FrançAfrique : Paris acquiert les droits fonciers du 43e BIMA d’Abidjan et lorgne les locaux du 23e Bima et la DA160 à Dakar

Ceux qui pensaient que la France voulait quitter l’Afrique face au sentiment anti français de plus en plus aigu aussi bien au Mali, au Sénégal, au Burkina Faso, en Côte d’Ivoire, etc, pourront attendre longtemps. Pour cause, le Quai d’Orsay et l’Hôtel de Brienne, siège du ministère des Armées, viennent d’obtenir d’Abidjan les droits fonciers sur le mythique camp du 43e BIMA en attendant ceux de Dakar, Djibouti et Libreville.

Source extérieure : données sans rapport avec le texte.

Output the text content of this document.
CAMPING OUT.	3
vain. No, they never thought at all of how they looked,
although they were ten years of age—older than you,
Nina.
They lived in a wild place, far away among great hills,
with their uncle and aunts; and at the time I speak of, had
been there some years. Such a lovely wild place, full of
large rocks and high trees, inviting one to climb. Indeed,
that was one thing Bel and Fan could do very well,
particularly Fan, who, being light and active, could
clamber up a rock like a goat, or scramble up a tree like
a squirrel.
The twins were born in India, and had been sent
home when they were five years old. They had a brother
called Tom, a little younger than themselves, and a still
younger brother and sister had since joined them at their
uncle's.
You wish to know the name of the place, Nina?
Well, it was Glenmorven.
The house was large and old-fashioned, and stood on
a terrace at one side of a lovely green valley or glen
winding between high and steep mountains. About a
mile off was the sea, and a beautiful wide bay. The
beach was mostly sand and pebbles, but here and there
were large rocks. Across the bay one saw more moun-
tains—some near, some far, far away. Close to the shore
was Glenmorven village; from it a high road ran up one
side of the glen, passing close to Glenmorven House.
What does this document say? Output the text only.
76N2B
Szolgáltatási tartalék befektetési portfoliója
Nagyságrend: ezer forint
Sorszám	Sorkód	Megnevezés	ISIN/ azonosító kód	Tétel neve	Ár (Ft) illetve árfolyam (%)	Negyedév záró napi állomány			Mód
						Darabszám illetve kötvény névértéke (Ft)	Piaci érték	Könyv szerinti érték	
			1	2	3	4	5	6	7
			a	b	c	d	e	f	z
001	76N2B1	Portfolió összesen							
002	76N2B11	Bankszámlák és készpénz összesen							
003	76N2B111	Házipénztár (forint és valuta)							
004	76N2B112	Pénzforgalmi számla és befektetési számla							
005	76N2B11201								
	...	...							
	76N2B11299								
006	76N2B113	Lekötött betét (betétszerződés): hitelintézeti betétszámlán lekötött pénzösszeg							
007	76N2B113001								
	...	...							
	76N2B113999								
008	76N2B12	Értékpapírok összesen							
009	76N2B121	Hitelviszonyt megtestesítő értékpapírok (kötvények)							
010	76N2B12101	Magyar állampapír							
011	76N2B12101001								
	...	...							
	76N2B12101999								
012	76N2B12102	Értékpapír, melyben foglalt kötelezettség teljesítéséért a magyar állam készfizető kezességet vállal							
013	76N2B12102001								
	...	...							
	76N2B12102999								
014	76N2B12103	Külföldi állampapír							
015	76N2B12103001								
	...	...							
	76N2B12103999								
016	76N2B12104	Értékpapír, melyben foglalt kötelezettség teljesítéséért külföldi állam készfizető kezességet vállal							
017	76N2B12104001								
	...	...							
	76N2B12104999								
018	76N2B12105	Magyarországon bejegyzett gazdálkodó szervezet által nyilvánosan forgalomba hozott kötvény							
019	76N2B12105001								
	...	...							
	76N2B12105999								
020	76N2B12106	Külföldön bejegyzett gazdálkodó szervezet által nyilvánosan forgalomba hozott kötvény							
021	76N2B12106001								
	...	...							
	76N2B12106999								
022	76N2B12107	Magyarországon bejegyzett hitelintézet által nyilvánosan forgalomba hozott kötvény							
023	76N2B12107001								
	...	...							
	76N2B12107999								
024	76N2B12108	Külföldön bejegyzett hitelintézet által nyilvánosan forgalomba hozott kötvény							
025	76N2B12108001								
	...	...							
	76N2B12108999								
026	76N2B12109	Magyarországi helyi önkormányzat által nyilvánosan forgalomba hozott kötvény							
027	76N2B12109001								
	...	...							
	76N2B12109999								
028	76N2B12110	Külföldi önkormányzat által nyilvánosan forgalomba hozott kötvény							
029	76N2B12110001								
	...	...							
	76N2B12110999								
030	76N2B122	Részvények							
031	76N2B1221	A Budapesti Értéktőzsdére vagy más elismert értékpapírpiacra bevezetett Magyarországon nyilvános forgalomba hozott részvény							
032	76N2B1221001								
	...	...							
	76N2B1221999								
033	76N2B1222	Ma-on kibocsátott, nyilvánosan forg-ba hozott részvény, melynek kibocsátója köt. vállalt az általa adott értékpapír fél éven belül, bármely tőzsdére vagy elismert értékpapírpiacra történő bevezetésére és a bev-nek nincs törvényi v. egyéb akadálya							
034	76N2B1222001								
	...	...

L’information est de La Lettre du Continent dans sa dernière édition de ce 8 janvier 2020. L’État français a profité du dernier séjour d’Emmanuel Macron en Côte-d’Ivoire pour signer un accord additionnel visant «à clarifier le statut juridique des installations militaires françaises» situées à quelques encablures de l’aéroport international d’Abidjan-Port-Bouët.

Paris est donc désormais «propriétaire foncier» du périmètre accueillant le camp militaire. Dans la même foulée, la France est dans l’optique de renégocier avec le Sénégal et Djibouti les moyens pour obtenir un droit foncier sur ses installations. Même si du côté de Djibouti, cette éventualité rencontre une rude opposition du gouvernement, il est de plus en plus clair que Paris obtiendra les titres fonciers sur ses bases militaires.

Dans le Protocol additionnel, l’État de Côte-d’Ivoire renonce aussi à la construction de l’échangeur annoncé en face des installations militaires françaises. L’échangeur en projet devait être financé par l’Agence japonaise de coopération internationale.

Les Forces françaises en Côte d’Ivoire (FFCI) se sont rassemblées le 14 juillet 2016, sur la place d’armes du camp de Port Boué. A l’occasion de la commémoration nationale, le drapeau du 43e Bataillon d’infanterie de marine (BIMa) a fait son retour en terre ivoirienne.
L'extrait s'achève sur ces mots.